A student in the meditation class I lead once asked how I could reconcile the truth of impermanence with being married. Since nothing is permanent, how can you take a vow to stay with someone for better or worse, all the days of your life?
My answer was that impermanence doesn't mean that nothing lasts -- it means that nothing stays the same. There is no solid, permanent, singular self, and no solid, permanent, unchanging marriage.
My spouse and I have been married for 33 years, as of Oct. 25. Neither of us is the person we were then, back in our early 20s. I can't speak for him on this, but I would not have wanted to be forever 23, even young and in love and pooling our pocket change to buy dinner on Friday nights, romantic as that was. We've changed, the world has changed, the conditions of our lives have changed.
And so it goes.
Autumn is an absolute reminder of the truth of impermanence -- here in New England, the leaves are on fire, sharp tongues of gold and red reaching into an azure sky, until they let go and drift to the ground. We rake them, grudgingly, and drag them to the compost pile to decompose, creating food for future vegetable plants.

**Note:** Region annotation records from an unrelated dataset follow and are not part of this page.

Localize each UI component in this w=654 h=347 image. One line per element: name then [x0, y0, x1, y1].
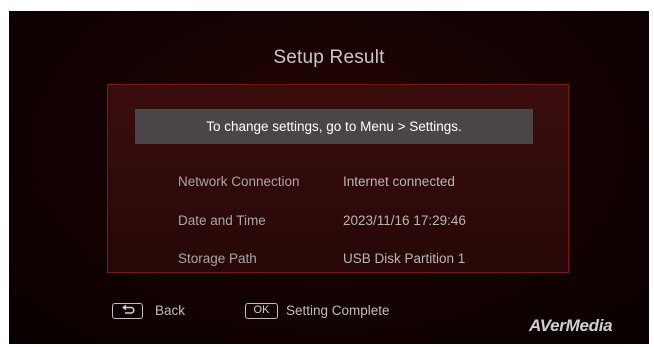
brand-logo: AVerMedia: [529, 316, 613, 335]
page-title: Setup Result: [273, 47, 385, 68]
settings-notice: To change settings, go to Menu > Setting…: [135, 109, 533, 144]
back-key-icon[interactable]: [112, 303, 143, 319]
date-time-label: Date and Time: [178, 213, 266, 228]
network-connection-label: Network Connection: [178, 174, 300, 189]
storage-path-label: Storage Path: [178, 251, 257, 266]
setting-complete-label[interactable]: Setting Complete: [286, 303, 390, 319]
storage-path-value: USB Disk Partition 1: [343, 251, 466, 266]
date-time-value: 2023/11/16 17:29:46: [343, 213, 466, 228]
network-connection-value: Internet connected: [343, 174, 455, 189]
ok-key-icon[interactable]: OK: [245, 303, 278, 319]
device-screen: Setup Result To change settings, go to M…: [9, 11, 649, 344]
result-row-network: Network Connection Internet connected: [108, 174, 568, 194]
back-label[interactable]: Back: [155, 303, 185, 319]
result-row-datetime: Date and Time 2023/11/16 17:29:46: [108, 213, 568, 233]
result-row-storage: Storage Path USB Disk Partition 1: [108, 251, 568, 271]
result-panel: To change settings, go to Menu > Setting…: [107, 84, 569, 273]
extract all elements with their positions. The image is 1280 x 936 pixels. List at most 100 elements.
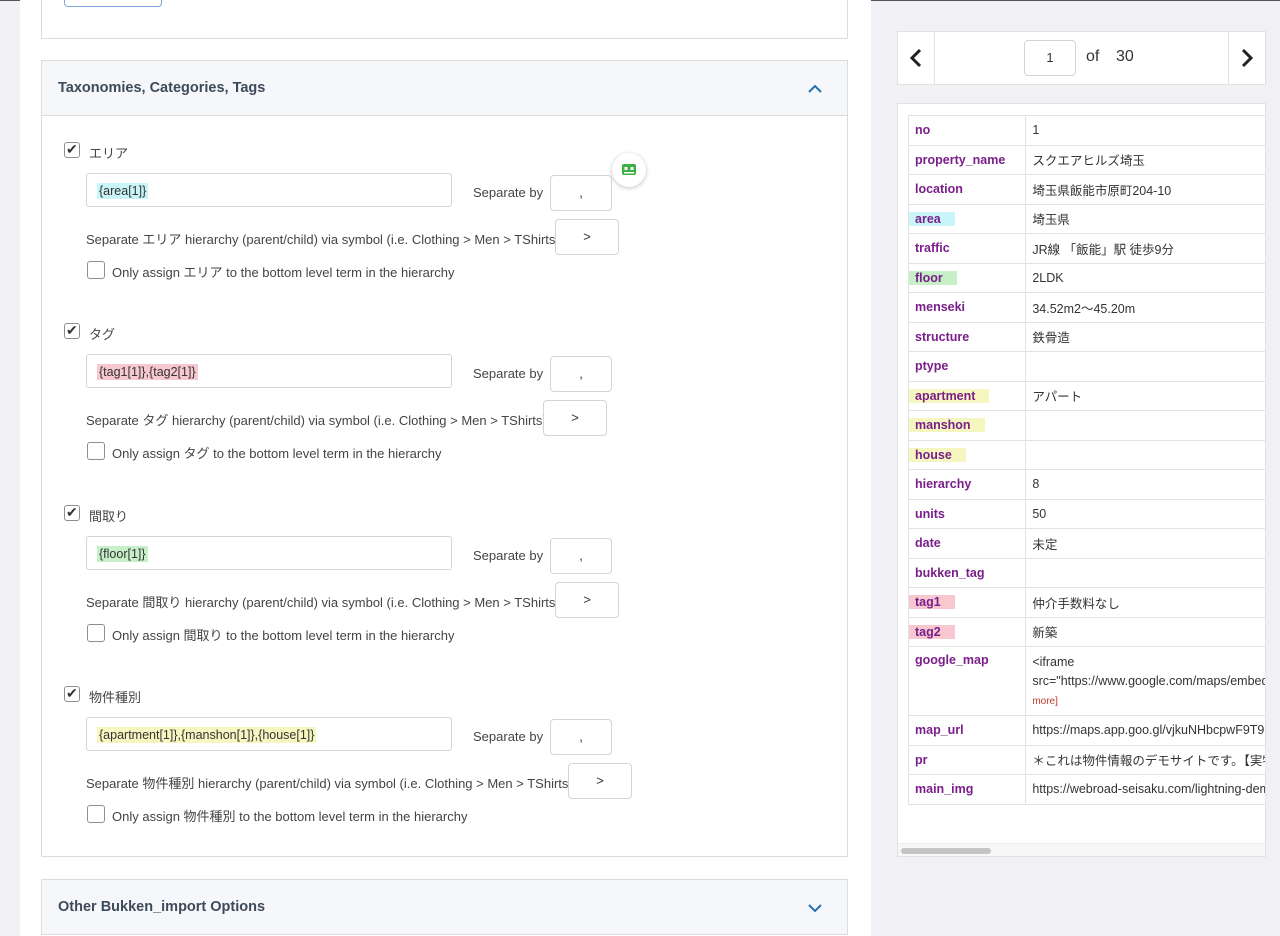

And so it goes for us humans, like it or not. We grow, we bloom, we endure dark days, cold days, and we wait for the sun. We change with conditions. We persevere. And someday, we'll drop. All earthly relationships end some day.
So why get married? You might as well as ask, why live? Why get out of bed? The day will end too, but we usually start it, often in the morning. Life will end, and we yet we continue to live it. Everything is impermanent, and yet things come into existence.
I am not the woman I was back then, and he's not that man. Our relationship's not the bright, shiny, untested, brand-spanking-new marriage it was in 1980. It's something different. It's been myriad relationships -- spouses, parents, adult children, caregivers, cared for, empty-nesters, full-lifers -- and that's how it lasts.
Accepting impermanence is key to staying married, actually. It's only by knowing that your relationship will change, your partner will change, your life conditions will change that you can stay. All of that will happen, of course, and if you fight it, if you cling to where it is at one stage or to an ideal of how it should be, it will fail.
People ask me what the secret to a long marriage is. I don't know, but I would say it's being willing to let it be new, not keeping track of how long it's been. It's seeing the person who's in front of you now, not the one who was waiting at the altar. Being willing to let them grow. And being willing to grow yourself. It may be that you grow apart; it may not.
It's impossible to live in that space all the time, especially when you're living in a household as well as a relationship. It's easier to see the other person as a role than a human -- isn't it the husband's job to mow the lawn? Change the lightbulbs? Wasn't it your turn to buy groceries? Fold laundry? That's especially true when there are other beings involved -- parents, children, pets, bosses, neighbors, friends -- and you can't find the energy to just be. Or that's how it feels.
The marriage part, the vow, is about sticking it out through those times and coming back, finding your new breath, finding your new partner. Trusting in the form so that you can rest in the emptiness, the space of possibility and acceptance.
The wedding ring that drew my meditation student's attention? It's not a wedding ring. That ring hasn't fit on my finger for years. I wear a claddagh ring; I wish I could say I'd gotten it in Ireland, but I lost that one, and this is a replacement from a jewelry store in town. My husband lost his original wedding ring and quit wearing the replacement one years ago.
The rings aren't important. Seeing the human who is or isn't wearing one is what matters.